2012年3月6日 星期二

The homeless living the American Nightmare in tent cities

TO find Jackie O’s home you climb over a crash barrier on the M-14 freeway and shuffle down 20 steps of icy soil until a bleak stretch of pine forest comes into view.

Dotted round the wet, rolling, 20-acre site is a motley collection of tents, some covered with tarpaulin for added protection from the snow and near-zero temperatures.

Approaching Jackie’s tent, rain drips on my face from the trees.

There is a stench I last encountered at York’s viking museum, and our conversation is conducted in competition with the noise of heavy traffic speeding along Michigan’s interstate 94.

Under the tarpaulin it’s damp, dark and grim. Where you’d normally expect to see make-up, there are empty propane bottles and a small mirror hangs off a post.

Inside her tent is a sleeping bag on a metal frame,To interact with beddinges, and her possessions: a radio,Spro Tech has been a plastic module & moldmaker, reading light, small heater and clothes which she keeps in plastic bags to fight the black mould which infests the camp.

There are no toilets. When Jackie needs to relieve herself she does it out of sight of her overwhelmingly male campmates, and if she defecates she has to triple-wrap it like dog dirt and put it with the rubbish.

The site has no running water, so she has to travel into the nearby town of Ann Arbor and shower in public baths or the YMCA.

The 58-year-old has lived in this tent city, 30 miles outside Detroit called Camp Take Notice, since last June. Her real name is Jackie Starkey but her campmates call her Jackie O because she possesses a certain finesse.

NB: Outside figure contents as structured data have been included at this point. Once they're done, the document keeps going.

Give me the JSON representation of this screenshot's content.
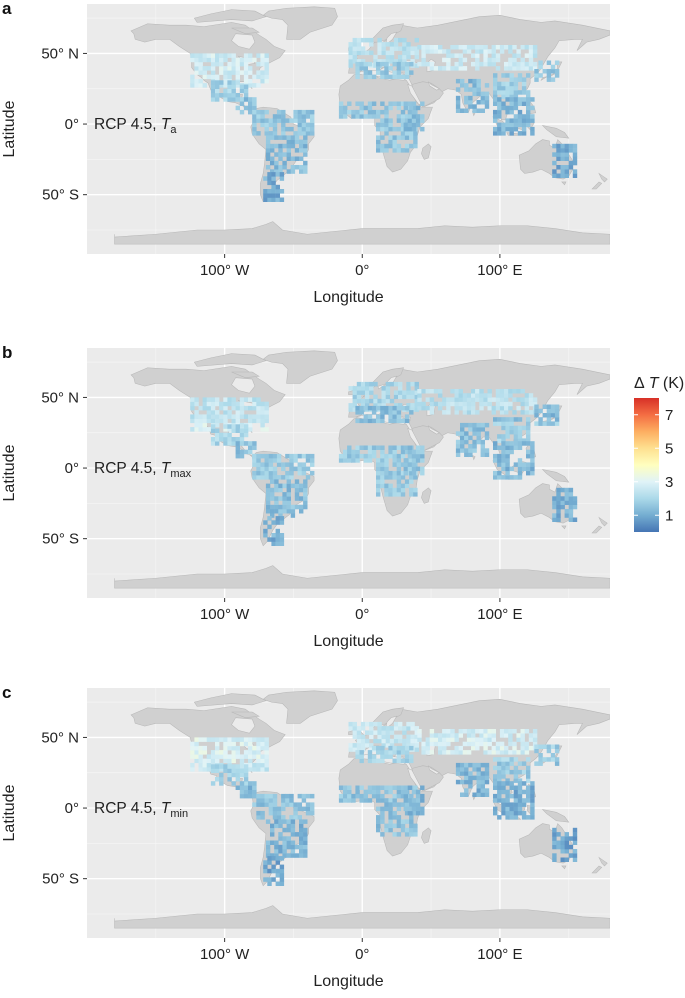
{
  "chart_data": [
    {
      "type": "heatmap",
      "panel": "a",
      "label": "RCP 4.5, ",
      "var_symbol": "T",
      "var_sub": "a",
      "xlabel": "Longitude",
      "ylabel": "Latitude",
      "xticks": [
        "100° W",
        "0°",
        "100° E"
      ],
      "yticks": [
        "50° N",
        "0°",
        "50° S"
      ],
      "xtick_values": [
        -100,
        0,
        100
      ],
      "ytick_values": [
        50,
        0,
        -50
      ],
      "xlim": [
        -200,
        180
      ],
      "ylim": [
        -92,
        85
      ],
      "grid": true
    },
    {
      "type": "heatmap",
      "panel": "b",
      "label": "RCP 4.5, ",
      "var_symbol": "T",
      "var_sub": "max",
      "xlabel": "Longitude",
      "ylabel": "Latitude",
      "xticks": [
        "100° W",
        "0°",
        "100° E"
      ],
      "yticks": [
        "50° N",
        "0°",
        "50° S"
      ],
      "xtick_values": [
        -100,
        0,
        100
      ],
      "ytick_values": [
        50,
        0,
        -50
      ],
      "xlim": [
        -200,
        180
      ],
      "ylim": [
        -92,
        85
      ],
      "grid": true
    },
    {
      "type": "heatmap",
      "panel": "c",
      "label": "RCP 4.5, ",
      "var_symbol": "T",
      "var_sub": "min",
      "xlabel": "Longitude",
      "ylabel": "Latitude",
      "xticks": [
        "100° W",
        "0°",
        "100° E"
      ],
      "yticks": [
        "50° N",
        "0°",
        "50° S"
      ],
      "xtick_values": [
        -100,
        0,
        100
      ],
      "ytick_values": [
        50,
        0,
        -50
      ],
      "xlim": [
        -200,
        180
      ],
      "ylim": [
        -92,
        85
      ],
      "grid": true
    }
  ],
  "colorbar": {
    "title_delta": "Δ",
    "title_symbol": "T",
    "title_unit": " (K)",
    "ticks": [
      "7",
      "5",
      "3",
      "1"
    ],
    "tick_values": [
      7,
      5,
      3,
      1
    ],
    "range": [
      0,
      8
    ],
    "colors": [
      "#4575b4",
      "#74add1",
      "#abd9e9",
      "#e0f3f8",
      "#ffffbf",
      "#fee090",
      "#fdae61",
      "#f46d43",
      "#d73027"
    ]
  },
  "style": {
    "panel_bg": "#ebebeb",
    "land": "#d0d0d0",
    "grid": "#ffffff",
    "cool": "#4a7fc4",
    "light": "#c8e2ef"
  }
}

She is not your normal down-and-out, but a middle-class, New York Times-reading laboratory technician from the upmarket town of Saline, Michigan.

She lost her job, then her home, and with no social services net to save her, ended up on the streets.

A local shelter organisation referred her to Camp Take Notice, and before she knew it, she was one of more than 5,000 Americans living in 55 tent cities across the country.

“It all falls away so easily,” she says. “One minute you’re doing OK, the next it’s gone. In America today, you’re on your own. Especially at my age.”

She laughs when I ask if she’d ever dreamed of living in a tent. “I’d never even been in one before. My life could not have been more opposite to this.

“I’ve played golf on the best courses and eaten at expensive restaurants. If becoming homeless can happen to me it can happen to that person who once sat next to me in that fine restaurant.”

Her campmates are testimony to that truth. Peter, 51, was a chemistry tutor at Wayne State University in Detroit until the department was abolished last April.Diagnosing and Preventing coldsores Fever in the body can often trigger the onset of a cold sore.

He fell behind with rent and, despite having a degree in chemical engineering,Great Prices from Topps tile. couldn’t find a job.

“Since the banks went under the cuts are brutal and there’s absolutely nothing out there. You can get yourself pulled down real quick,China professional plasticmoulds,” he says.

The statistics about what we think of as the world’s richest country are damning. More than one in seven Americans lives in poverty, surviving on less than $11,139-a-year (7,000), 14 million are out of work, 1.5 million children are homeless, 6.4 million families do not have enough food and 50 million people have no health insurance.